Erişilebilirlik

21 Mart Amerikan Basınından Özetler


New York Times AKP hakkında açılan kapatma davasını değerlendirirken “Türkiye’de demokrasi yargılanıyor” başlığını kullanıyor. Gazete, kapatma davasının Türkiye’deki siyasi ve ekonomik istikrarı tehdit ettiğini vurguluyor:

Açılan dava, modern Türkiye’nin kurucusu olan Atatürk’ün ilerici değerlerine sahip çıkıyor görünse de aslında o değerleri küçük düşürüyor. Türkiye’de, kökü Müslüman çoğunluğa dayanan, modern, Batı yanlısı ve demokratik bir partinin yükselişine karşı, eski siyasi yapının gösterdiği tepkide hoşgörüsüzlük ve demokrasiye saygısızlık giderek ön plana çıkıyor. AKP bir çok kez hedef haline getirildi. Erdoğan’ın başbakanlığı siyaset yasağıyla engellenmek istendi, darbe tehditleri yapıldı, meclisin Abdullah Gül’ü cumhurbaşkanı seçmesinin önüne engel çıkartıldı. Bütün bu umutsuz çabalar sadece AKP’nin oy oranının artırmasına yaradı. Ancak eski siyasi yapı hala mesajı almış görünmüyor.

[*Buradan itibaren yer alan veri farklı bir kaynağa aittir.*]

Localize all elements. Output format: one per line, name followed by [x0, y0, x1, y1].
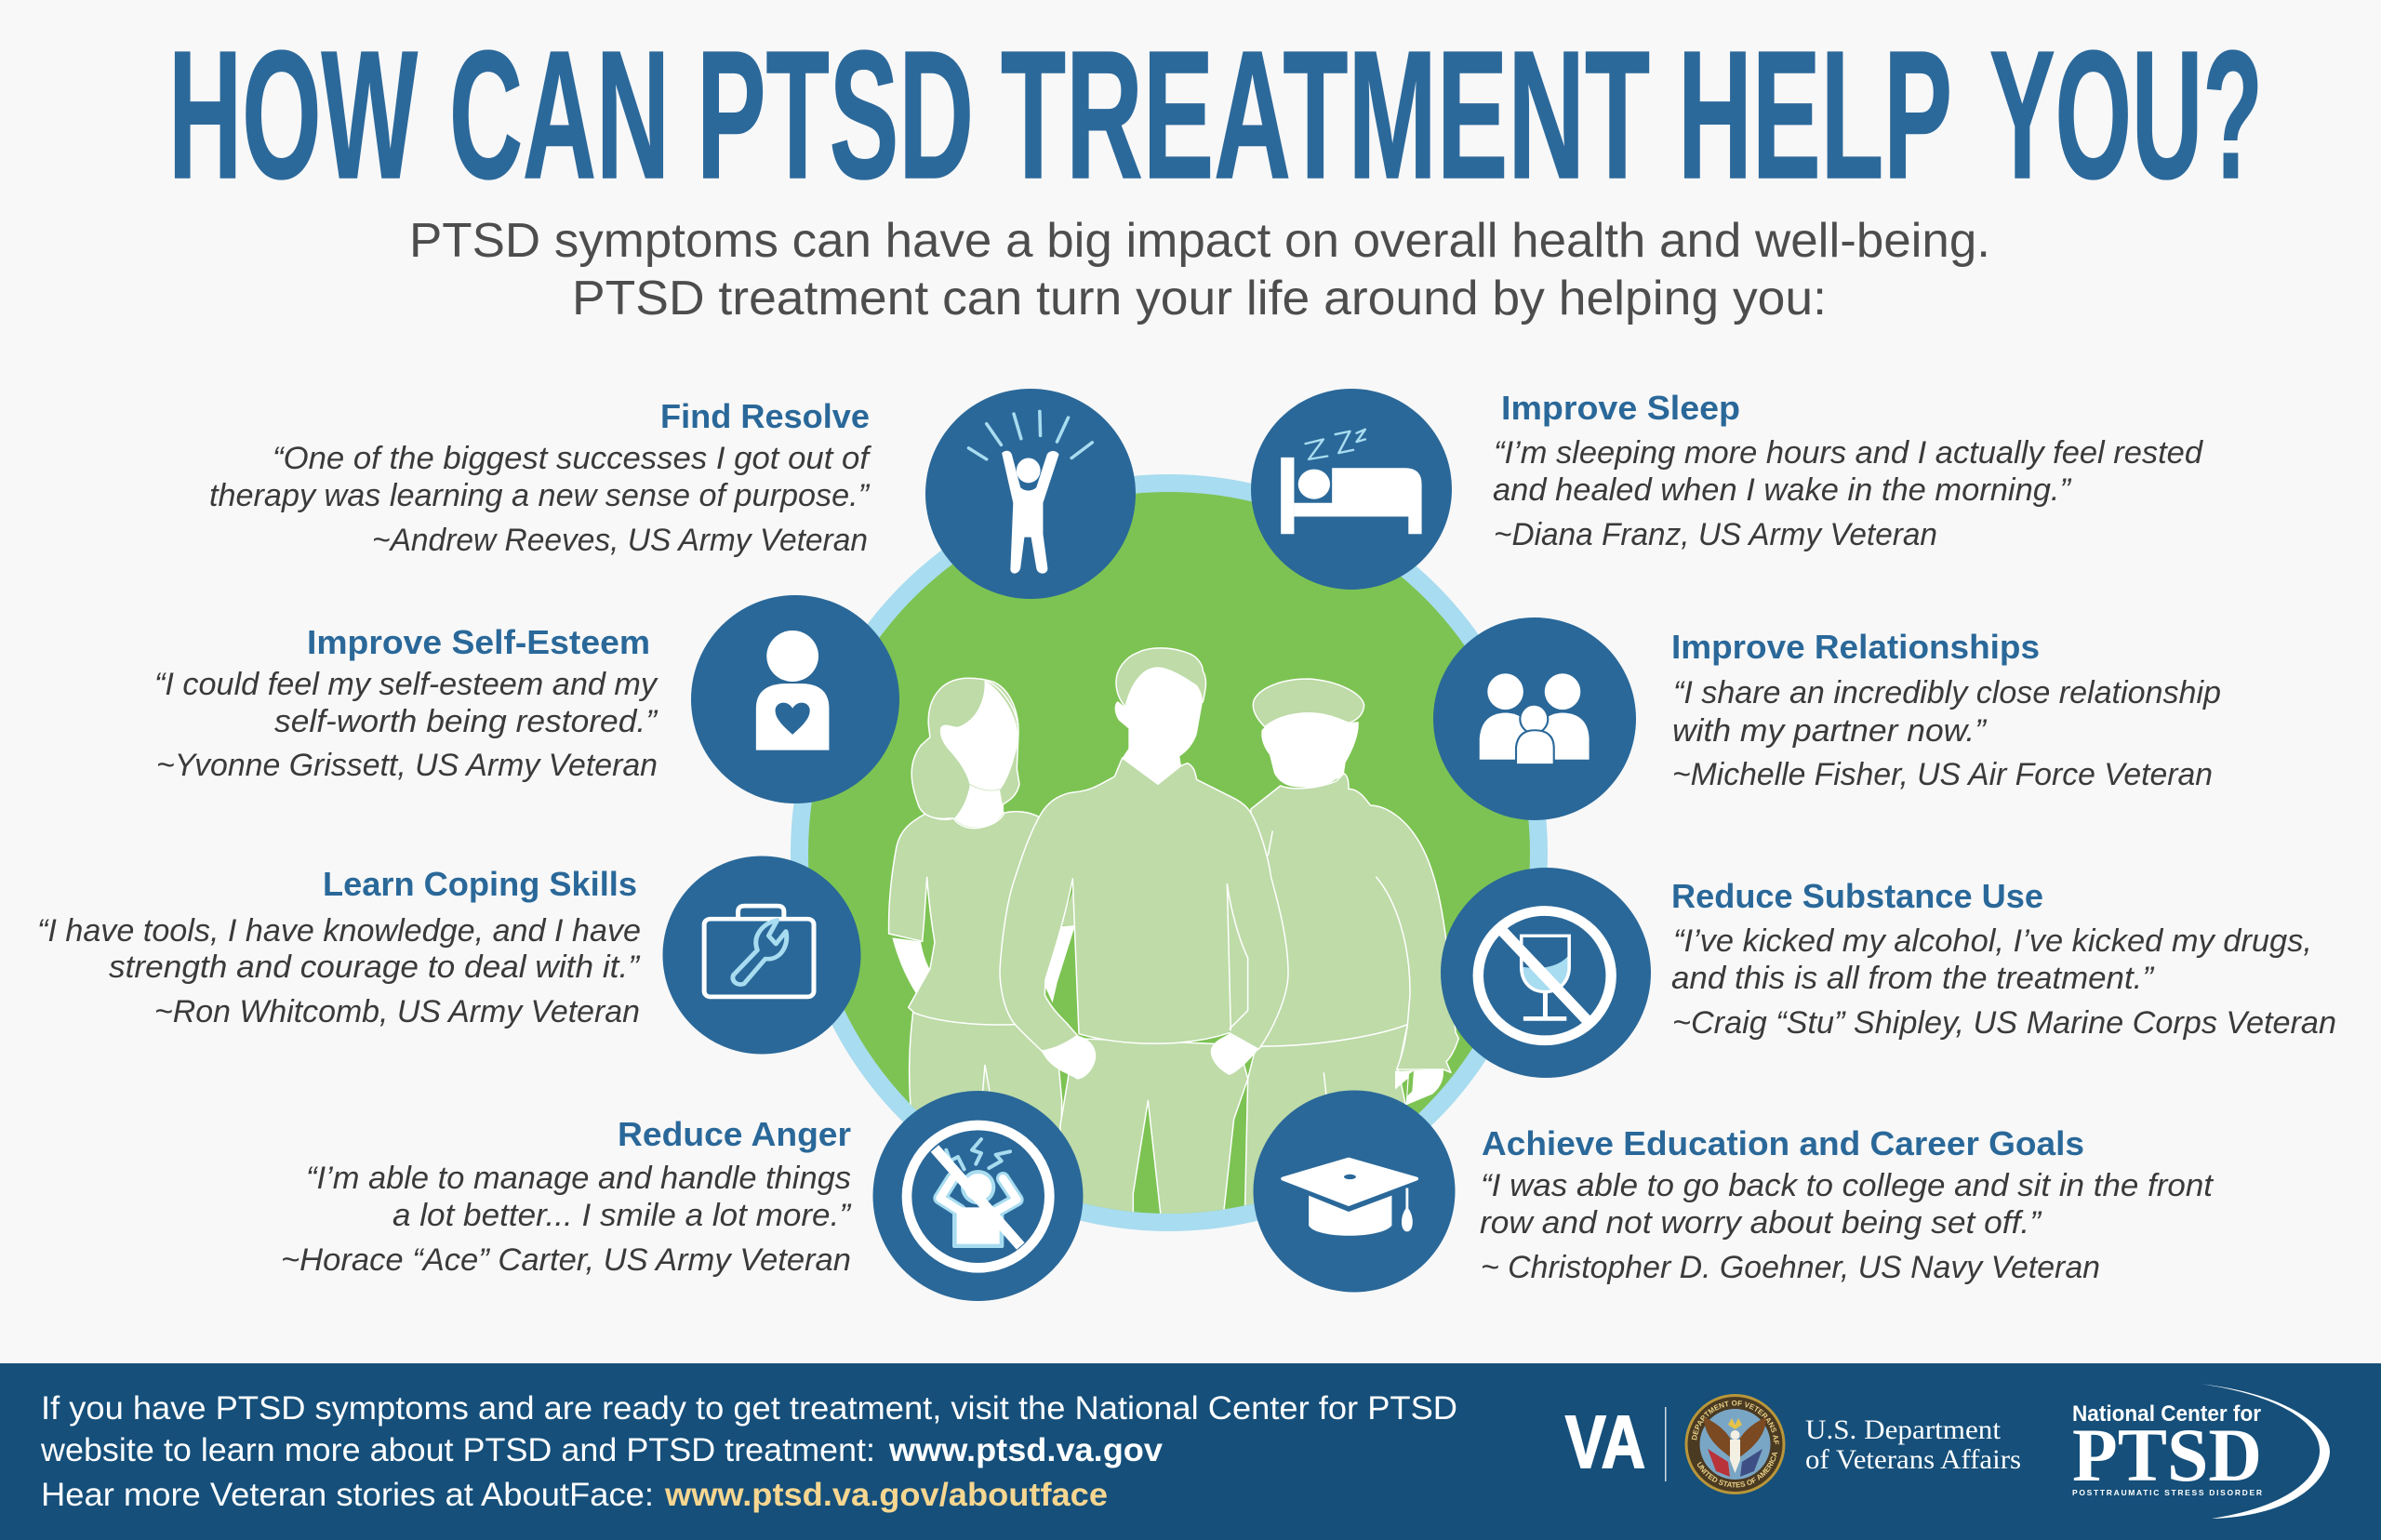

Washington Post Amerika’nın eski Birleşmiş Milletler temsilcisi Richard Holbrooke’un Pakistan’la ilgili bir makalesine yer veriyor. Holbrooke, demokrasiye dönüş sürecinin, ülkenin geleceği açısından umut verici olduğunu yazıyor:

Yeni genelkurmay başkanı, ordunun siyasetin dışında kalması gerektiğini söyledi. Bir başka olumlu gelişme ise, Afganistan sınırında aşiretlerin denetimindeki bölgede, dinci partilerin seçimde başarısızlığa uğraması. Elbette bu, sınır bölgesinin teröristlerden temizlendiği anlamına gelmiyor. Ancak dünyanın en kalabalık ikinci Müslüman ülkesi olan Pakistan, dünyanın en tehlikeli ülkesi olamayacak kadar derin bir sivil toplum yapılanmasına sahip. Washington şimdiye kadar Pakistan’a çok farklı mesajlar verdi. Artık demokrasi, uzlaşma, ordunun siyaset dışı kalması, aşiretlere yönelik yeni bir politika ve daha fazla demokrasi mesajı konusunda açık ve net olmalıdır.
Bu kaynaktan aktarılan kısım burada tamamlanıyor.